David Leonhardt

David Leonhardt critique of the national anthem was that “From a moral standpoint, this issue is clear. The athletes are right — and have every right to protest as they have. Trump is wrong, about the scourge of police violence and about freedom of speech.” That had meant from an outside perspective of the situation, it is clear that the athletes are right in the situation but the president doesn’t understand because he is wrong. David was giving advice to the athletes who were standing up for something. He said in the article that “But the smart move now is not to expand a tactic that Trump loves as a foil. It’s to shift toward protests that don’t need a counterintuitive and distracting defense, while he gets to bleat on about America first.” Another piece of advice that he said in the passage was, “The protests can still be aggressive — like the “I can’t breathe” shirts in the N.B.A., and much more. Trump, of course, will blast any protest as some version of uppity. But so what? The target audience are the many Americans open to opposing police violence and a bullying president — but uncomfortable with a gesture that seems to oppose America itself.” I thought after reading the article that his critiques and advice to the athletes were all valid points.

Ta-Nashi Coates

Coates stated in the article that ” Leonhardt is sympathetic to the aims of Kaepernick’s protest but he contrasts this “angry” approach with the “smart” approach of the civil-rights movement.” He thought he was sympathetic towards Kaepernick but he will come at you aggressively and be smart about how he’s doing it. An alternative explanation when for when Coates had said “meaningful change” is when right after that he stated, “Perhaps most importantly they affected the attitudes of the children of those white Americans who scorned them.

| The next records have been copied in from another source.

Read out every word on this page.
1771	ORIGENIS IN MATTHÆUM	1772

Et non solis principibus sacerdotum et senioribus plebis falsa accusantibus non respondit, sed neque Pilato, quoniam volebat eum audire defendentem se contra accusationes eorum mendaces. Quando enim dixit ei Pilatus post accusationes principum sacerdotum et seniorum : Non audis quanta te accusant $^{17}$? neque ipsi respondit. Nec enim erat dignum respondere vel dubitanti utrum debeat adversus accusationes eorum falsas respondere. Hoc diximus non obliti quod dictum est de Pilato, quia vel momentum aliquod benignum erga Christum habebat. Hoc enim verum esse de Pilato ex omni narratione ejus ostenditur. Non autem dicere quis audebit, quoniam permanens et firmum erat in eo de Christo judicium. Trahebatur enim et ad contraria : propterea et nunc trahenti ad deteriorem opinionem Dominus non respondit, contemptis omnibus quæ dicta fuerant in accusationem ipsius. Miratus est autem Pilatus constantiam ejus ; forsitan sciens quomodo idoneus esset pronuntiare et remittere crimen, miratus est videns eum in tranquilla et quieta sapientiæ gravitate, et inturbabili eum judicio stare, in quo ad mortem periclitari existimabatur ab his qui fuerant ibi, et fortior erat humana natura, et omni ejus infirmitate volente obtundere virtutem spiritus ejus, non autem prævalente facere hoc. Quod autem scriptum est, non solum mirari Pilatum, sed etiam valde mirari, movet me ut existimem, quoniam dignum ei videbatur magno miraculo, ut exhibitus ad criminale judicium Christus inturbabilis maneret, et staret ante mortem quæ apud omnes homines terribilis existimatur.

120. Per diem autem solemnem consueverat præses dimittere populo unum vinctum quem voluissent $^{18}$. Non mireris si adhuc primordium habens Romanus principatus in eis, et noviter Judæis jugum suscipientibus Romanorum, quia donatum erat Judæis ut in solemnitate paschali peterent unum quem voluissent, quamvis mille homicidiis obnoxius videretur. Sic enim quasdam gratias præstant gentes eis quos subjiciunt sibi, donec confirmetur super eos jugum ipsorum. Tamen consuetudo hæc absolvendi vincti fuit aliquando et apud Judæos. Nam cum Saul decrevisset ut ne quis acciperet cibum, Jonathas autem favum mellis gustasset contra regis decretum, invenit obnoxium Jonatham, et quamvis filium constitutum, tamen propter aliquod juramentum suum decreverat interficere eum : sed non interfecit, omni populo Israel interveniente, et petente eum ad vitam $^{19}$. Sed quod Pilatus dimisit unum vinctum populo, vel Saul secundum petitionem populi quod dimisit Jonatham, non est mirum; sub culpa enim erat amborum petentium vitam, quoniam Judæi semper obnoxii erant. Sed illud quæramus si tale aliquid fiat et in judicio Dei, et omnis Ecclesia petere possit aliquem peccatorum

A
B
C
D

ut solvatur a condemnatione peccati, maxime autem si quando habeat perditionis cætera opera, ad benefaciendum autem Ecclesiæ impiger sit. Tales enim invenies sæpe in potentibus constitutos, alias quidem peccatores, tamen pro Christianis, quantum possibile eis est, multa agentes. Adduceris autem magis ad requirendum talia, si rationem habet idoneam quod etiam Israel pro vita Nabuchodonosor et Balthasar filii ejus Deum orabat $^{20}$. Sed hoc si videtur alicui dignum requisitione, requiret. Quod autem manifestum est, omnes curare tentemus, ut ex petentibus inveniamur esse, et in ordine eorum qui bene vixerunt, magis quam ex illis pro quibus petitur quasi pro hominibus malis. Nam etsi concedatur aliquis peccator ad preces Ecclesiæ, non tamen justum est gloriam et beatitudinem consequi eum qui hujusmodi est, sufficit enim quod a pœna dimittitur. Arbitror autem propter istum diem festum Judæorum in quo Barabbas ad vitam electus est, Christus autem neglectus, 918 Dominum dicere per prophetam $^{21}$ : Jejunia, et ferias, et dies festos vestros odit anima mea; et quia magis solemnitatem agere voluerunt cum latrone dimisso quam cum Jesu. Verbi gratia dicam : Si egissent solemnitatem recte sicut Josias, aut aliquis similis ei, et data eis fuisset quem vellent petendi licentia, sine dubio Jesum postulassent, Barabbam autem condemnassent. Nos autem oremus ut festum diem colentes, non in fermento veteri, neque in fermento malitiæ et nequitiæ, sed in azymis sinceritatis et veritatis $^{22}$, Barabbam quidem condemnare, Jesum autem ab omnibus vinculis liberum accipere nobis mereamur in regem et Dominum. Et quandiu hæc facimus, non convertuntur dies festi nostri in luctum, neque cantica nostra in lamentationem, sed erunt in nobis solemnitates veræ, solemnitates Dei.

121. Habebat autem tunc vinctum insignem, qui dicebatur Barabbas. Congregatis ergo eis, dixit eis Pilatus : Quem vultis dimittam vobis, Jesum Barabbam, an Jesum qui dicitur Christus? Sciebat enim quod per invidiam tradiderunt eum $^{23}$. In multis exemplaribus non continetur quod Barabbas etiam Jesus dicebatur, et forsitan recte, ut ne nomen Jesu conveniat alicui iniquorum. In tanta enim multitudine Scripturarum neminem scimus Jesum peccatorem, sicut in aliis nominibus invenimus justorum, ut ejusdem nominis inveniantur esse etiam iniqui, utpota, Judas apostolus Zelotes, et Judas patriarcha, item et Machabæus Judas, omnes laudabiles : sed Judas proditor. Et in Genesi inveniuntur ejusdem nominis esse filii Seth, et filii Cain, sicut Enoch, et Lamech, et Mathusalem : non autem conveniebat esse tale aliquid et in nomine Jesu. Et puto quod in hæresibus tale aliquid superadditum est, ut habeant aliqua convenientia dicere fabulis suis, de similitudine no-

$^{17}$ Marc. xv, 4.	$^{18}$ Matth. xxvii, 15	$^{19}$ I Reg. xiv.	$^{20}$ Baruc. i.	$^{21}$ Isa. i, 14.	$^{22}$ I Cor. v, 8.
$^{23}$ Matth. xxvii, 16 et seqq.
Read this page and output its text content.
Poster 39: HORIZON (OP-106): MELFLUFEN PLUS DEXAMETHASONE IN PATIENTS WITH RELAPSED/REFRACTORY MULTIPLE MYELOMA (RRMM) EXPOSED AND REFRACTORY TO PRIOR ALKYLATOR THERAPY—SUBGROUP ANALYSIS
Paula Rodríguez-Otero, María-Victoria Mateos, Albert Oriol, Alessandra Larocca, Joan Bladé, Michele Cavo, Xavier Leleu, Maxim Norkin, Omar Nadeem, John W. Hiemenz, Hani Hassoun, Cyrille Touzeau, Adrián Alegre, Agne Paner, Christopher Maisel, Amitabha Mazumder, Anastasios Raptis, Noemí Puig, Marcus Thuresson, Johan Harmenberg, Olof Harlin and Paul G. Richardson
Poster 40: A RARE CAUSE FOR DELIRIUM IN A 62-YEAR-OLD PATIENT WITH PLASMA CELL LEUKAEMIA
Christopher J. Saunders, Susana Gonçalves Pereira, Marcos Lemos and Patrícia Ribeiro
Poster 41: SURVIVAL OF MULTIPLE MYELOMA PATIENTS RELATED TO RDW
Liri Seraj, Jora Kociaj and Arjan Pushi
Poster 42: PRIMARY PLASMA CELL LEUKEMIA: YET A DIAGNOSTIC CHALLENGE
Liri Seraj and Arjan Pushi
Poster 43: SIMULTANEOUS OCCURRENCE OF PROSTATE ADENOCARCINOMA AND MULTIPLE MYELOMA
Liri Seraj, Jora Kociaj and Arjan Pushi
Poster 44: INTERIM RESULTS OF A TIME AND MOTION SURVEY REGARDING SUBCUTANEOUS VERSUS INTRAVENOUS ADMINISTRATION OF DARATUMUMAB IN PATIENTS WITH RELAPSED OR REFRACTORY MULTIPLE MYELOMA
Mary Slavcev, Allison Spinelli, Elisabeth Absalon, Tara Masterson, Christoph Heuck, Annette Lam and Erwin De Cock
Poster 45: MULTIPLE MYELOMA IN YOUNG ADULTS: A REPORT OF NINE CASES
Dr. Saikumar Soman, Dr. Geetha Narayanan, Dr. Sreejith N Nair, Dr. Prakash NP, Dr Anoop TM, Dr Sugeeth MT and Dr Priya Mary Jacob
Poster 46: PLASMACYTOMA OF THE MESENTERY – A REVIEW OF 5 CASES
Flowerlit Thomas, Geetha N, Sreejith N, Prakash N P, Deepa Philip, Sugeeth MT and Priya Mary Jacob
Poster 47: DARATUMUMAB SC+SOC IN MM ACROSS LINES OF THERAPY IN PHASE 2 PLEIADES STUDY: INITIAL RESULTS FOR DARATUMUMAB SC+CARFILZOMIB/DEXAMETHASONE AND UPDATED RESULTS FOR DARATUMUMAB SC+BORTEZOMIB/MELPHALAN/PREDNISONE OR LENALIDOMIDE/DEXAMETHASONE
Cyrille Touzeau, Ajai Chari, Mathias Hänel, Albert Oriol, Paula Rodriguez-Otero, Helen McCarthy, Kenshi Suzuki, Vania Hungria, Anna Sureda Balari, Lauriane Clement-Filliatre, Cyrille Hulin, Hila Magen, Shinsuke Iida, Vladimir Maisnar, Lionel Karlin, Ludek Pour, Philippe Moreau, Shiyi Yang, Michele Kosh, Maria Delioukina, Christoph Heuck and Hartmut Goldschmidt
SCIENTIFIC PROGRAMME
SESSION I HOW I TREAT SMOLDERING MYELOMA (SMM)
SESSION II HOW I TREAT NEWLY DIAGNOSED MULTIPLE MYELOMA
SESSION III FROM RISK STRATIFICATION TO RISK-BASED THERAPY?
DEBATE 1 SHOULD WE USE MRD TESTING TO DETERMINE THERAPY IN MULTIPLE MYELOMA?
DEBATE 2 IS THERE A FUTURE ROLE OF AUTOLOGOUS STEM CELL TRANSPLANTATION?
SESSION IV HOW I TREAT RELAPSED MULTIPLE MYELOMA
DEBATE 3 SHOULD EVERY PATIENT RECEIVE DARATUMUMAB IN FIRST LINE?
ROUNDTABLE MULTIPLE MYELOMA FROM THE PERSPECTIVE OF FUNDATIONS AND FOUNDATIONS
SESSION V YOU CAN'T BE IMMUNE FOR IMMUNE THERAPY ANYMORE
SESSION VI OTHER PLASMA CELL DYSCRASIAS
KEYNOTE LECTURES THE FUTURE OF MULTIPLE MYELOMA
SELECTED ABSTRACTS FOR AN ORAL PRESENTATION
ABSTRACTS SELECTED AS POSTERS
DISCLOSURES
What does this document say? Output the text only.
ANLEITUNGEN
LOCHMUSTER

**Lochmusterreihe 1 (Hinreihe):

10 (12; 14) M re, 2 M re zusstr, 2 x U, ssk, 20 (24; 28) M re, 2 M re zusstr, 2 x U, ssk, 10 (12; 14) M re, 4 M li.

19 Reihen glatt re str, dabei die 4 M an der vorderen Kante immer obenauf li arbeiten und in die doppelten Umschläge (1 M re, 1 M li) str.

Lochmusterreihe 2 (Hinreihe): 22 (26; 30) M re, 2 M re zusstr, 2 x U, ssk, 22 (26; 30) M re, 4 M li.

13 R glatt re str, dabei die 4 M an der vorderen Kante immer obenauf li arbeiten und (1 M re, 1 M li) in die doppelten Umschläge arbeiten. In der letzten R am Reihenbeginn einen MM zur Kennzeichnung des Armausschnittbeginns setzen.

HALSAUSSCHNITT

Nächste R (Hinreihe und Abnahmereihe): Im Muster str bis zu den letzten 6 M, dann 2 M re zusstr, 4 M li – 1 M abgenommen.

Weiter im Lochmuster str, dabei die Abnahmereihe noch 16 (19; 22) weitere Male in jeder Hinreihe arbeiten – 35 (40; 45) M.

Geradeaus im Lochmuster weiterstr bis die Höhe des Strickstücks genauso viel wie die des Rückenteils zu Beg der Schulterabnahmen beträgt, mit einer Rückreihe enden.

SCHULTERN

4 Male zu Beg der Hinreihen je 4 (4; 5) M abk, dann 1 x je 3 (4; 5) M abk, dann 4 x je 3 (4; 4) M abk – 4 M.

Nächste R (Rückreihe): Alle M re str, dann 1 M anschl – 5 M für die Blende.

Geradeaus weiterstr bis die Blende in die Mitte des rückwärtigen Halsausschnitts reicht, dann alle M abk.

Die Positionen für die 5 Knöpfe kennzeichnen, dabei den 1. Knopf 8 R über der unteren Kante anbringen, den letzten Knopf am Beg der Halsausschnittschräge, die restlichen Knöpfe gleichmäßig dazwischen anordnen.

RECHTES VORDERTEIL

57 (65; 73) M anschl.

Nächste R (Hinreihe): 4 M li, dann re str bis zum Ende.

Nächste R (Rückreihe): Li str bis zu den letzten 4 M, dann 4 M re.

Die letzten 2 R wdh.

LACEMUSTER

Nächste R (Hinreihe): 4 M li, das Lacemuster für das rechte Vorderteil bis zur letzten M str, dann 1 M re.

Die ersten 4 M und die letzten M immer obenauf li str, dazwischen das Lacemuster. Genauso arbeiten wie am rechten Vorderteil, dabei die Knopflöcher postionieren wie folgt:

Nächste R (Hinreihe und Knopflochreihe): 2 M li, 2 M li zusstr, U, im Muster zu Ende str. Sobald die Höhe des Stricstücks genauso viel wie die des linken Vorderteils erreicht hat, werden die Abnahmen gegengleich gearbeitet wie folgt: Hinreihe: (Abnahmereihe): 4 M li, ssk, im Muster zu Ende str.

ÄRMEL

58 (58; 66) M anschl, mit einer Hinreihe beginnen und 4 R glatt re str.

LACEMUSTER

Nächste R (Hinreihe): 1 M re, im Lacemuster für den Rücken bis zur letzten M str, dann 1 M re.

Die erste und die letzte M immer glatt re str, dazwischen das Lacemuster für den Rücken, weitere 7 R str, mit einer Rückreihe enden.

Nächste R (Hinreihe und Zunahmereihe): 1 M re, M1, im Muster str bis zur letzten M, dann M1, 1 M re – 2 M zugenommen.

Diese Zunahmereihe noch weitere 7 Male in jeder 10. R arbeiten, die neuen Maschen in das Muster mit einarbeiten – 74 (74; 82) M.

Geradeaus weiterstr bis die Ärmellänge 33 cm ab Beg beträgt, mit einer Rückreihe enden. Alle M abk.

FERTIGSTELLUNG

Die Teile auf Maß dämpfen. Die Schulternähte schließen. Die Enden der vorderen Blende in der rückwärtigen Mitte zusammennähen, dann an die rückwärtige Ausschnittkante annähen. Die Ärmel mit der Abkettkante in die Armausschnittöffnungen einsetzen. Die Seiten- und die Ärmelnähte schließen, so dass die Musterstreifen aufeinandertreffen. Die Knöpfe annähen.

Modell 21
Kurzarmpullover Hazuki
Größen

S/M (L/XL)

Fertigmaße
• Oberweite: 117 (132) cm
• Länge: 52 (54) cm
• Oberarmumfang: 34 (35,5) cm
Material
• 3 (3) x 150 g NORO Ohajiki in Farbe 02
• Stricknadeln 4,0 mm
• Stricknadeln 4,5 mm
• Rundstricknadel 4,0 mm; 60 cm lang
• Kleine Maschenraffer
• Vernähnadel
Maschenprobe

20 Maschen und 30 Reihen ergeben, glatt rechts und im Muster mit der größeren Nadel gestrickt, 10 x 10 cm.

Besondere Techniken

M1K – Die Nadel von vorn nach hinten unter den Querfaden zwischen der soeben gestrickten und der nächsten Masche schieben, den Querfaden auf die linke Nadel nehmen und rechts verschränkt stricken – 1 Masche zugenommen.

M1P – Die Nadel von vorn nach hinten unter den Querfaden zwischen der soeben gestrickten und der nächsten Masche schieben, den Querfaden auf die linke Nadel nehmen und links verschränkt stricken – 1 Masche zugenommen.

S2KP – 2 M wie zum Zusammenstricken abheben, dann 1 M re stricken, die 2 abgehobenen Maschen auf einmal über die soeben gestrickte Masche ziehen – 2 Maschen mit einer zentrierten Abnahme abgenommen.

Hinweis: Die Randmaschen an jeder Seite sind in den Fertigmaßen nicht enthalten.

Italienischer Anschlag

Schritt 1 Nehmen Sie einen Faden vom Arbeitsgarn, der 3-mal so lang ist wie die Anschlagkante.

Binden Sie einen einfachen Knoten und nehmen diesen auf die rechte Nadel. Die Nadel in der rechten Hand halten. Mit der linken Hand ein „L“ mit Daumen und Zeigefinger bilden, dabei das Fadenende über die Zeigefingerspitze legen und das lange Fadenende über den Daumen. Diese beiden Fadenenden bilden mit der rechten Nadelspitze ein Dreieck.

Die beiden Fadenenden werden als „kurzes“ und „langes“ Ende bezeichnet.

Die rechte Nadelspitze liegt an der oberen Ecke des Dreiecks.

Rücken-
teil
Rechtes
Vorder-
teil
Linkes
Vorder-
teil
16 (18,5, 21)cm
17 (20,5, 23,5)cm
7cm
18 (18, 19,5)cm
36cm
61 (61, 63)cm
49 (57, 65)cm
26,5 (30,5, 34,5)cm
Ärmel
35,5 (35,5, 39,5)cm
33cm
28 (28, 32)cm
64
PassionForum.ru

This points to the true target, in terms of white people, of Kaepernick’s protest. The point is not to convince people who boo even when a team kneels before the anthem is sung. The point is to reach the children of those people. The point is the future.” Some hope that he offered in the article was when he said “If young people attempting to board a bus are unacceptable, if gathering on the National Mall is verboten, if preaching nonviolence gets you harassed by your own government and then killed, if a protest founded in consultation with military veterans is offensive, then what specific manner of protest is white America willing to endure? It’s almost as if the manner of protest isn’t the real problem.” Coates point of view is with the athletes because he was giving them advice and really wasn’t criticizing the athletes.